ADAM17 is ubiquitously expressed in various tissues, for example in the brain, kidney, heart and skeletal muscles. The expression pattern changes during embryonic development and the adult life (Black et al., 1997).

ADAM17 is a type I transmembrane protein, but only 10% of the total protein can be found in the plasma membrane on the cell surface (Schlöndorff et al., 2000). Most of the protein is localised in the endoplasmic reticulum and trans-Golgi network. It is suggested that ADAM17 accumulates in cholesterol rich departments of the plasma membrane (lipid rafts) (Tellier et al., 2006).

ADAM17 knockout mice display a severe phenotype that resembles mice lacking the epidermal growth factor receptor (EGFR) or one of its ligands (TGFalpha, HB-EGF or amphiregulin). Perinatal mortality is probably due to defects in heart development.
Because of their catalytic and their disintegrin domain, ADAMs can have both adhesive and proteolytic functions. ADAM17 is best studied for its proteolytic properties and cleaves its substrates in the juxtamembrane region.
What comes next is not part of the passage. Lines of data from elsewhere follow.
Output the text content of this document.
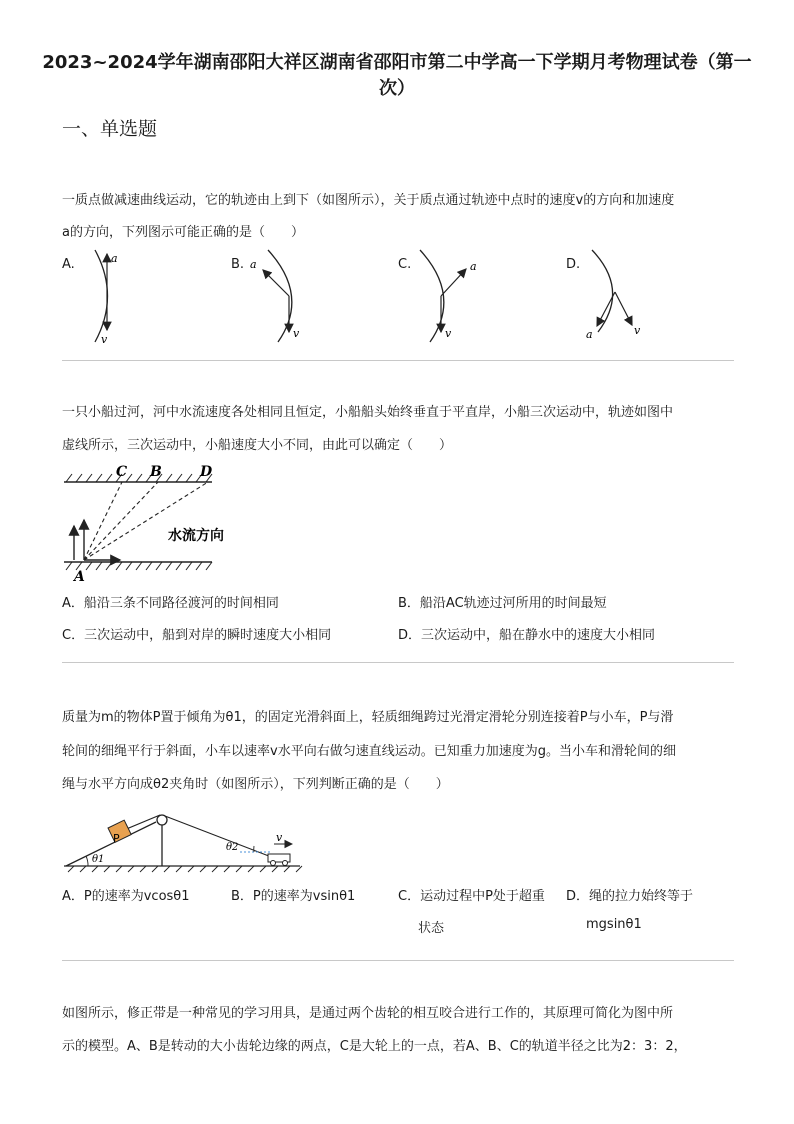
2023~2024学年湖南邵阳大祥区湖南省邵阳市第二中学高一下学期月考物理试卷（第一次）
一、单选题
一质点做减速曲线运动，它的轨迹由上到下（如图所示），关于质点通过轨迹中点时的速度v的方向和加速度
a的方向，下列图示可能正确的是（　　）
A.	B.	C.	D.
a
v
a
v
a
v	a	v
一只小船过河，河中水流速度各处相同且恒定，小船船头始终垂直于平直岸，小船三次运动中，轨迹如图中
虚线所示，三次运动中，小船速度大小不同，由此可以确定（　　）
C B	D
A
水流方向
A．船沿三条不同路径渡河的时间相同	B．船沿AC轨迹过河所用的时间最短
C．三次运动中，船到对岸的瞬时速度大小相同	D．三次运动中，船在静水中的速度大小相同
质量为m的物体P置于倾角为θ1，的固定光滑斜面上，轻质细绳跨过光滑定滑轮分别连接着P与小车，P与滑
轮间的细绳平行于斜面，小车以速率v水平向右做匀速直线运动。已知重力加速度为g。当小车和滑轮间的细
绳与水平方向成θ2夹角时（如图所示），下列判断正确的是（　　）
P	v
θ1
θ2
A．P的速率为vcosθ1	B．P的速率为vsinθ1	C．运动过程中P处于超重
状态
D．绳的拉力始终等于
mgsinθ1
如图所示，修正带是一种常见的学习用具，是通过两个齿轮的相互咬合进行工作的，其原理可简化为图中所
示的模型。A、B是转动的大小齿轮边缘的两点，C是大轮上的一点，若A、B、C的轨道半径之比为2：3：2，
The proteins processed by ADAM17 have different functions and therefore proteolytic processing can either activate or abrogate processes. For example both receptors and ligands can be cleaved, thus signalling can be either initiated or stopped by ADAM17.

Homologs of the human ADAM17 are found in various species ranging from other mammalians to primitive chordates like zebrafish. See table 1 for results of NCBI-Blast/blastp with human ADAM17 (NP_003174.3) as query sequence. Its closest relative in the family of human ADAM metalloproteases is ADAM10 (NP_001101.1), but there is only less than 30% amino acid sequence identity according to NCBI-Blast (blastp).

Species	Accession #	identity to human ADAM17	similarity to human ADAM17
Sus scrofa	NP_001093396.1	92%	97%
Mus musculus	NP_033745.4	92%	96%
Rattus norwegicus	NP_064702.1	92%	96%
Gallus gallus	NP_001008682.1	77%	87%
Xenopus laevis	NP_001089130.1	73%	85%
Danio rerio	NP_955967.1	61%	74%
Drosophila melanogaster	NP_733334.1	42%	59%

So far no common germinal or somatic mutation variants are known.